The Stages of Life According to Erikson

Erik Erikson, the accessible psychologist, child of Freud, conceived of an eight-layered schematic to illustrate the entirety of human development —  first marked out in his groundbreaking book, Childhood and Society. In this book, he maps out a continuum from birth to death of the struggles of human development. Even though they are not meant to be like a grocery list, I list them out here:

1. Trust and Mistrust  
The first stage begins at the moment the infant meets the outside social world for the first time. Our first experiences with the world forms the basic trust/mistrust dyad. It’s kind of like the father who tosses his daughter up in the air and catches her. Trust: he catches her safely. Drops her? Basic mistrust forms.
2. Autonomy and Guilt
The struggle between autonomy and guilt – that nasty fight between independence and the debilitating fear of the all-seeing eye that threatens to swallow you alive with its judgment, catapulting a person into shame and doubt.
3. Initiative and Guilt
Then, of course, there is the whole question, “what do I do with myself once I’ve achieved autonomy?” that either gets us going to self-actualization or we become mired in the things we should have done or said – in a word: guilt. 
4.Industry and Initiative
Every child has to learn what to create with their bodies after they’ve decided they can actually get off their haunches and express themselves – and added with that, the internal feeling of being loved and the inner worth that goes along with creating work worthy of pride.
5. Identity
You can have an identity, it seems, without struggling through those forgotten visceral experiences of infancy; adolescence merely pokes its ugly head in to confuse us all over again – and we thought the womb was tough.
6. Intimacy and Isolation
But once we get a firm grounding on who we are as individuals we can really enter into genuine intimacy with another, although rocking precariously with the threat of isolation; this is where boundaries are set and committed relationships begin.

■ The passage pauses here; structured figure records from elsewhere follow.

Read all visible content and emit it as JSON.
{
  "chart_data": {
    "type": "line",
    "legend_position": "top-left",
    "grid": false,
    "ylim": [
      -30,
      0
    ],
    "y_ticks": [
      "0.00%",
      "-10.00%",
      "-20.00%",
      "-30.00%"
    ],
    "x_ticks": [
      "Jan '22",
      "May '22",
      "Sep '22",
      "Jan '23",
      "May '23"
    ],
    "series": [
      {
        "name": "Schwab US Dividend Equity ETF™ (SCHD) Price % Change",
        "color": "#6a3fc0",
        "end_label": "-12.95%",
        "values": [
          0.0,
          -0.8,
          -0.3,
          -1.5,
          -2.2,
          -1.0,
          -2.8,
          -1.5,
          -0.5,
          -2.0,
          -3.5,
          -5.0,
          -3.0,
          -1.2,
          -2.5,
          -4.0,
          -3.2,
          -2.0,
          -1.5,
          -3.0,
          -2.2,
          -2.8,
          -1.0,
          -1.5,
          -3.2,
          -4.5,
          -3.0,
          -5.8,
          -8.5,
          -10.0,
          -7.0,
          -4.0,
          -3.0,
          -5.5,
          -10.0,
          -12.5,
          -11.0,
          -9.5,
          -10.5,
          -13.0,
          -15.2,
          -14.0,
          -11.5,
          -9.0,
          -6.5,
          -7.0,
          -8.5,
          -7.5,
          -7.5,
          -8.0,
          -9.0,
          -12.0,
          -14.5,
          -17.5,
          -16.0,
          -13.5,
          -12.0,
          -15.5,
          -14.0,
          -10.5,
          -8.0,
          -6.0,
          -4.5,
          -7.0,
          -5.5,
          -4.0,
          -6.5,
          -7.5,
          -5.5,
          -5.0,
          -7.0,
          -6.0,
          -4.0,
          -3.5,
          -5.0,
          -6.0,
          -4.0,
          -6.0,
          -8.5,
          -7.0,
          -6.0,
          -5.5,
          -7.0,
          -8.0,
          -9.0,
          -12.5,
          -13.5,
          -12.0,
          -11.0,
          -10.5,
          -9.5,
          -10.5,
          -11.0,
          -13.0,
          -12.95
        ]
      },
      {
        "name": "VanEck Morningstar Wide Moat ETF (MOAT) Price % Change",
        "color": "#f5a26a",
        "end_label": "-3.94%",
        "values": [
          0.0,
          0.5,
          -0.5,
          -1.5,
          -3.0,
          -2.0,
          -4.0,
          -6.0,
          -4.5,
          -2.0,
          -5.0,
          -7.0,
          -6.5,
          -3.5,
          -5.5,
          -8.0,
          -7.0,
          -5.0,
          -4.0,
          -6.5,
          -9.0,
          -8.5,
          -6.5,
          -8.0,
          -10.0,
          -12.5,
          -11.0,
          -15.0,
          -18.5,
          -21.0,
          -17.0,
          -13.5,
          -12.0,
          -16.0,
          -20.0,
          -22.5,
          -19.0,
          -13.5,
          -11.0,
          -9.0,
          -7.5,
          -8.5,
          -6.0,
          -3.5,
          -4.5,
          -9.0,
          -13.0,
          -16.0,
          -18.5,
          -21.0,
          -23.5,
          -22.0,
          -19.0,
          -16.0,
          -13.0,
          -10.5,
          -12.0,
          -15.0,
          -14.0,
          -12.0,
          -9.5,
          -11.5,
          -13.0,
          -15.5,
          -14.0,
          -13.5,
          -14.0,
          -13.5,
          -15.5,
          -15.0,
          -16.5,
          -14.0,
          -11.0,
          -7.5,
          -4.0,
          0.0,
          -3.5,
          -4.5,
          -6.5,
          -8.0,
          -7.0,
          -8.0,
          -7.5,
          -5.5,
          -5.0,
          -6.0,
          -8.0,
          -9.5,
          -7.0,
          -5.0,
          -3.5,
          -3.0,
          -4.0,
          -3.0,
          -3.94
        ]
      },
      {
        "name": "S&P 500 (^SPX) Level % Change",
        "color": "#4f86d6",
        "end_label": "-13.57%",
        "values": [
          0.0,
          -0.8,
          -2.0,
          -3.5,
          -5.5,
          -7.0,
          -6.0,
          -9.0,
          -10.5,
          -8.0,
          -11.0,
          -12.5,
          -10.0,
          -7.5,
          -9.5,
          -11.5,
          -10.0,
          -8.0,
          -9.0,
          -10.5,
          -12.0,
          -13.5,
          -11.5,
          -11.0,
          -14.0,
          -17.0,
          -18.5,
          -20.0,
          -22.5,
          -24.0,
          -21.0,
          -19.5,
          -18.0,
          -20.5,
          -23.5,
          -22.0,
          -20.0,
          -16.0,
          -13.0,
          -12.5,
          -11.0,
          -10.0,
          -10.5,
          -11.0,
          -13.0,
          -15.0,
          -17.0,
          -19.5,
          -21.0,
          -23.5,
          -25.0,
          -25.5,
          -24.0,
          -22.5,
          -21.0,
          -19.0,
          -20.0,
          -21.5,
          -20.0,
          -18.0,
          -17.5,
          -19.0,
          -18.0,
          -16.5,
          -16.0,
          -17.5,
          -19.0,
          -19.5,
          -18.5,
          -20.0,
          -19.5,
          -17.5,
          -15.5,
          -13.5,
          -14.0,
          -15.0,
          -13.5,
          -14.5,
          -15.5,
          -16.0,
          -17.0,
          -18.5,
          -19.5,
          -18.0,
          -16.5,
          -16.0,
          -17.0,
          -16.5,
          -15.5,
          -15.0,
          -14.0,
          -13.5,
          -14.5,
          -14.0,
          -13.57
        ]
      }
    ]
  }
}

7. Generativity versus Stagnation
  And once we accomplish these mile markers we feel we have to give something back; we feel mortality nipping at our heels and generativity rushes in as a contraposition to idle stagnation.
8. Coming to terms. Or not.
The final hurrah is accessing whether the whole thing was worth it from the womb to the final tomb. We struggle at this point in the journey between feeling satisfied that we have gained much from life and whether or not we have nurtured the seeds for our children’s children. If we feel we've failed, death is a painful process, and we sink into the depressing cavity of despair, hopelessly casting off any hopes for immortality.